Tom Malesic, owner of EZ Solution, said his company has about 100 clients, and only about 10 of them are hanging on to XP.
However, he said he expects all of those clients to make the upgrade sometime in April.
The real danger of not upgrading, Malesic said, is that hackers now know XP operating systems will be extremely vulnerable.
Sutton believes hacker attacks on XP-run systems will increase in the next few weeks and months.
While cost is one reason companies might not have upgraded, Malesic said there is also the fear of change, especially for employees who might not be particularly tech-savvy.
“We’ve really been trying to lay it out for our clients,” Malesic said. “I have been telling them, ‘You can pay me now to do the upgrade, or you can pay me later to remove the viruses — if I can. Either way, you’re going to be paying. Let’s not be in crisis mode.'”
Will bank ATMs be vulnerable without Windows XP upgrade?
The banking industry in particular is under the microscope over the loss of support for Microsoft Windows XP.
More than 95 percent of ATMs around the world at one point used XP, though that number has gone down with recent upgrades, according to Nick Johnson, vice president of risk management policy at the American Bankers Association.
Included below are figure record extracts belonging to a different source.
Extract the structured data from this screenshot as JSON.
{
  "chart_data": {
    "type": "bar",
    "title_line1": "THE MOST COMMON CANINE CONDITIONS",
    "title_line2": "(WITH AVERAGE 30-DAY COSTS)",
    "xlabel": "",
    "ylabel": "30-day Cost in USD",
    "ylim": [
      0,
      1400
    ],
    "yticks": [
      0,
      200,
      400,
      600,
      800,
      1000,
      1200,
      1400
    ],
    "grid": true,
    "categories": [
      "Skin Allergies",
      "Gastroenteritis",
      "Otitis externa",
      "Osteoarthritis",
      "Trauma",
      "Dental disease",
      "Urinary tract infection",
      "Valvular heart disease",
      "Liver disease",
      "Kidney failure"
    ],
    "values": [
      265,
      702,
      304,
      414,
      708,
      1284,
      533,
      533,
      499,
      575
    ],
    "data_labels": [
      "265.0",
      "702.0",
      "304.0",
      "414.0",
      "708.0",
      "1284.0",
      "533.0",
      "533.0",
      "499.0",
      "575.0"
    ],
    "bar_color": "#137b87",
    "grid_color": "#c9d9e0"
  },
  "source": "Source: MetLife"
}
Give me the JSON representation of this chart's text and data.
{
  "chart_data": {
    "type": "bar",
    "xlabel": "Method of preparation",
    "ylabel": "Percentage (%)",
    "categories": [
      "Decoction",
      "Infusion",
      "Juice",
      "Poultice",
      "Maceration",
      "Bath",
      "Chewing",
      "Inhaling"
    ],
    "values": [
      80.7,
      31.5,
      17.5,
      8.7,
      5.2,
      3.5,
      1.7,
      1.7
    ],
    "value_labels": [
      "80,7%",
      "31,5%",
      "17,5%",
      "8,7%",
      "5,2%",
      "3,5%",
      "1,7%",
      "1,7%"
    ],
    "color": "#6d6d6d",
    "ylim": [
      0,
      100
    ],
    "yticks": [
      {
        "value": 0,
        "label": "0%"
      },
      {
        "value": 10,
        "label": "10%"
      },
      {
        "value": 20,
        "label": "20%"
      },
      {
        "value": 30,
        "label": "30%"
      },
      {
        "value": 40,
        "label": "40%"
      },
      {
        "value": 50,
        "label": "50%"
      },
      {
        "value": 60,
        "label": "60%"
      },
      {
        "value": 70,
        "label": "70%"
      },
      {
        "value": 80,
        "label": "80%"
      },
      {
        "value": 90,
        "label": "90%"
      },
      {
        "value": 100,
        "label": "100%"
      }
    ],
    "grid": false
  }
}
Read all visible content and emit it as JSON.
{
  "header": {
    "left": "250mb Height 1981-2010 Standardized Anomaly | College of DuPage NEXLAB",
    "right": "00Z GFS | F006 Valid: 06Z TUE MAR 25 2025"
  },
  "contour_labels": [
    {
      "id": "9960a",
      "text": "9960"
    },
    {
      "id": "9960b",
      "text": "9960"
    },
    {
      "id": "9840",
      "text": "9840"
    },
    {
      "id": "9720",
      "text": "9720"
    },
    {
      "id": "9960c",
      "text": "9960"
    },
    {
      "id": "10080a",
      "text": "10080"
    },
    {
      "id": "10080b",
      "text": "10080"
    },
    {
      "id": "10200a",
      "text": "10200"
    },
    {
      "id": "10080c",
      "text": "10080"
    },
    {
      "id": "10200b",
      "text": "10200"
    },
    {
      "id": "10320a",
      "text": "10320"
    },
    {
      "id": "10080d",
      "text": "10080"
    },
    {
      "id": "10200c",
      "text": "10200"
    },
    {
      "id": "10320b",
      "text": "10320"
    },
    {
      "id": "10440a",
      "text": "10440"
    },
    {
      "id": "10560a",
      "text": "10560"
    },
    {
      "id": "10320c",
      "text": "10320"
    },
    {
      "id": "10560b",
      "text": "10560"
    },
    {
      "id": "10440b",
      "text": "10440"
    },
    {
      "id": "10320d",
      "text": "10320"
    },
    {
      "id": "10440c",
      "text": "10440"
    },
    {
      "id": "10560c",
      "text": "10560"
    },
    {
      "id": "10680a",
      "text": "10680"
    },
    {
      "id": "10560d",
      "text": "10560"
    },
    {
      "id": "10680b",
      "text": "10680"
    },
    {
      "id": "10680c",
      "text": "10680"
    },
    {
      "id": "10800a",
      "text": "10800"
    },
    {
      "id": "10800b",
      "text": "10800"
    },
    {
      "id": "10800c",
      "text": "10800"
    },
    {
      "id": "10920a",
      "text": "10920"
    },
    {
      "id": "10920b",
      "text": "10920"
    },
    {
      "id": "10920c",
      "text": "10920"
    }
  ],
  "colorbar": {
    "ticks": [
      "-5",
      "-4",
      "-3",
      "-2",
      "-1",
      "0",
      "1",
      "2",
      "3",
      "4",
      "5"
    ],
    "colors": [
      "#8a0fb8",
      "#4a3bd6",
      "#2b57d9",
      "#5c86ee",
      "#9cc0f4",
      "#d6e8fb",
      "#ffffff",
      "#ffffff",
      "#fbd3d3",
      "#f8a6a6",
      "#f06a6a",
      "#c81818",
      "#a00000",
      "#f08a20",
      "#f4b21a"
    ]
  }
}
He said there isn’t a way to know yet how many banks have upgraded their ATM software, and banking officials said there are a couple of popular plans of action banks have adopted in regards to the end of XP support.
The first is akin to what Pittsburgh-based PNC Bank is doing — not upgrading the system but making an agreement with Microsoft to continue support for Windows XP in the bank’s 7,400 ATMs.
Marcey Zwiebel, spokeswoman for PNC Financial Services Group Inc., parent company of PNC Bank, would not reveal the terms of the agreement but said there are no concerns about delaying an upgrade.
“We do not expect this to be an issue for PNC,” she said in an email.
The Pennsylvania State Employees Credit Union of Susquehanna Township took the opposite approach and decided to not just update the operating system at its 143 ATMs but also to upgrade the ATMs so they soon will be able to read “chip” cards, popular in Europe but not yet here.
A chip embedded in the card can deactivate the card if it is stolen.
Ruback said government regulation concerning liability of ATM machines and chip credit cards is coming in 2016, so instead of upgrading the machines again in two years, PSECU decided to do it all now.
It will cost PSECU about $403,000 to make the ATM upgrades, according to spokeswoman Margaret Delmonico.
The credit union expects to have the updates complete by May 31, said Tom Ruback, the company’s vice president of card services.
Between April 8 and then, the security issues for a personal computer using XP are different from those that threaten an ATM because of all the security settings already installed.
Johnson also said the version of XP used in ATMs is different from that in personal computers and has withstood the test of hackers.
“Most of the ATM compromises come from outside the box,” he said, adding that most ATM security attacks normally come from people or devices that can see a PIN as the customer enters it on a screen. “That gives institutions a little level of comfort to do both upgrades at the same time instead of looking at April 9 as a magic date.”